Profils ICC (5 de 6)

Dans les pages qui suivent, je me propose de préciser la nature des profils ICC, classe par classe.

Profils de saisie ICC (Input Profile)

Qu'est-ce que c'est un profil de saisie? D'abord, c'est le profil qui lie «là d'où on vient» avec «là où l'on va», mais pas l'inverse. Ici, il convient d'introduire, pour clarifier cette relation, le concept de Source et Destination. La Source identifie là d'où on vient et la Destination là où on va.

En termes clairs, dans le système ICC, la Source représente conceptuellement la moitié d'un équation de transformation, alors que la Destination, elle, représente l'autre moitié.

Un profil de Saisie ou, dit Input, ne contient que la moitié de l'information à une transformation bidirectionnelle ICC habituelle. La seule raison-d'être d'un profil de Saisie est de nous amener de son espace propre (Interne) à D50 ou le PCS, l'espace de référence commun à tous les profils ICC.

Ce type de profil convient parfaitement aux numériseurs en tout genre auxquels on demande d'extraire des couleurs d'un original, une photographie papier en couleur, une déchirure de magazine, un négatif ou une diapositive. 

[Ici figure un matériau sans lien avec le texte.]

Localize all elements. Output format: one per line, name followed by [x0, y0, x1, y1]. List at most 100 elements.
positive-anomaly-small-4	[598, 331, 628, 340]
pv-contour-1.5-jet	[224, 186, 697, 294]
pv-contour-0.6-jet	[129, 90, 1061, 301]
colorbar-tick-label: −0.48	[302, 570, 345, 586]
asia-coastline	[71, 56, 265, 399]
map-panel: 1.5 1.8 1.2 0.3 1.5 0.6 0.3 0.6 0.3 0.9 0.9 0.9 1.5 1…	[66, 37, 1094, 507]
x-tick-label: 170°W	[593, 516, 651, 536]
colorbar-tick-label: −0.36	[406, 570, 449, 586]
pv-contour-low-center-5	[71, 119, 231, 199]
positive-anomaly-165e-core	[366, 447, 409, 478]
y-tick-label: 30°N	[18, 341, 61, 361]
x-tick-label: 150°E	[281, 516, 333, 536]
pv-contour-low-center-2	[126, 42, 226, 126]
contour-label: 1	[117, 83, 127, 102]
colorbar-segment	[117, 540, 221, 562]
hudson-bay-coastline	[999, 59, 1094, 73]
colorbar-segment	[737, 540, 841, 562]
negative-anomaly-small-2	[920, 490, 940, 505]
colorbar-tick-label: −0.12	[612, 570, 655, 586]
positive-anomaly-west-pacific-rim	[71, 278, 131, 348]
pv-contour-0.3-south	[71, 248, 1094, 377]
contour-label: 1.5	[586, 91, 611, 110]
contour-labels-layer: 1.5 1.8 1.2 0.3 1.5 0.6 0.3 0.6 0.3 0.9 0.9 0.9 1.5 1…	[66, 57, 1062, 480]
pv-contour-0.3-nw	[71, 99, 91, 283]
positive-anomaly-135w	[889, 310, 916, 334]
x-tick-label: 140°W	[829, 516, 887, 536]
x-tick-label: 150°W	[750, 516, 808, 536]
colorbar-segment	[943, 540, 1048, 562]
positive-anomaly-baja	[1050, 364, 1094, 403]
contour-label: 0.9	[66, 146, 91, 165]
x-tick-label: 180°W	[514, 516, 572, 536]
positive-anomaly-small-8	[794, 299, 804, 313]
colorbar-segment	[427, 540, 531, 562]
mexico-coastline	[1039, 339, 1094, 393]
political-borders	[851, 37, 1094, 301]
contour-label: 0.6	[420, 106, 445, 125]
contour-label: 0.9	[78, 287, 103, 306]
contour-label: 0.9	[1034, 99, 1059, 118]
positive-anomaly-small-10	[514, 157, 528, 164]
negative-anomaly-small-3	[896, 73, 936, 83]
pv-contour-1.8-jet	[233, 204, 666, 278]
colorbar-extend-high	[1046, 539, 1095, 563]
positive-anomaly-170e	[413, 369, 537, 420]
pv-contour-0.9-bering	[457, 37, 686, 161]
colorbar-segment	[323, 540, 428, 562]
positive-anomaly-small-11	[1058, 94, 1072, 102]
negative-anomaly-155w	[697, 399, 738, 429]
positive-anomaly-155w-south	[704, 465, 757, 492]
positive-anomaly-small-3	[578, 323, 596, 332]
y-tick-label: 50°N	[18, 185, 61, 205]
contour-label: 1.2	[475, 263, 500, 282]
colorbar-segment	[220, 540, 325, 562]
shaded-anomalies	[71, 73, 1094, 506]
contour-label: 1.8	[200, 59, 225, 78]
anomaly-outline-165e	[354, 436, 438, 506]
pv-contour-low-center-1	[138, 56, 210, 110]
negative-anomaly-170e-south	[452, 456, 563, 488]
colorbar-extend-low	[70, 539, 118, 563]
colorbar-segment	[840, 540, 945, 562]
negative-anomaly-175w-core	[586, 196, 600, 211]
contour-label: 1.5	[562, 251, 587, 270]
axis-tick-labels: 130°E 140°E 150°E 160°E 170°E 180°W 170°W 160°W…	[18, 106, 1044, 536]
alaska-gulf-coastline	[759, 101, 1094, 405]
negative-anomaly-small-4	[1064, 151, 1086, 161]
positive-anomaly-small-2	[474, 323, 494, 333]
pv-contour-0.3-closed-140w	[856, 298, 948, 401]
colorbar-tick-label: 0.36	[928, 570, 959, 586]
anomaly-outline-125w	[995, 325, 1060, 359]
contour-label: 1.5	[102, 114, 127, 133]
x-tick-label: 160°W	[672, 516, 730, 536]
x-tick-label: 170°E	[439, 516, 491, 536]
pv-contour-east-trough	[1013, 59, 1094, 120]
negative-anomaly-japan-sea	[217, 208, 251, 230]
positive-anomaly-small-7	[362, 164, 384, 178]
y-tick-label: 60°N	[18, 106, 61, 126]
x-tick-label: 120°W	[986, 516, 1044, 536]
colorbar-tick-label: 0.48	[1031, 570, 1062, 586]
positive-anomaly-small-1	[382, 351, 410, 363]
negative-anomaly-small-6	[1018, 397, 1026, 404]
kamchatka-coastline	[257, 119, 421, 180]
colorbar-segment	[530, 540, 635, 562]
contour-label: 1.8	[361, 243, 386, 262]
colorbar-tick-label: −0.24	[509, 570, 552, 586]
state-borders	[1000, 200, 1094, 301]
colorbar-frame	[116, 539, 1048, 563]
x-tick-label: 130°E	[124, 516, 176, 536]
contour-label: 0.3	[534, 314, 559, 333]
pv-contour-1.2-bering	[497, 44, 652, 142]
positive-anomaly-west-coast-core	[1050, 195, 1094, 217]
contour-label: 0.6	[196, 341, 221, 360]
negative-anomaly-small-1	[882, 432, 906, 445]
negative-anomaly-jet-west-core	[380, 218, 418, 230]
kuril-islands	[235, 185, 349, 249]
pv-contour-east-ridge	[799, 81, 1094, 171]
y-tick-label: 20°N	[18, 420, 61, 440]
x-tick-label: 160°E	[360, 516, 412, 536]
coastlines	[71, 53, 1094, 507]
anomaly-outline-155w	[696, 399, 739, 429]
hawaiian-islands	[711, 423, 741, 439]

Il y bien longtemps, avant le tsunami des caméras numériques dans  le monde des communications, Kodak, Fuji et AGFA rêgnaient en maîtres incontestés sur la prise de vue professionnelle, partout dans le monde. Et sur la prise de vue amateur, il va sans dire.

Mire IT8.7/2 Kodak de type Réflection (Q60)
Mire IT8.7/2 Kodak de type Réflection (Q60)

C'était l'époque des pellicules, négatifs et diapositives couleur ou noir et blanc. Je me souviens avoir monté ma propre chambre noire au début des années '80, et je pense que j'ai encore mon agrandisseur quelque part dans mes boules à mittes.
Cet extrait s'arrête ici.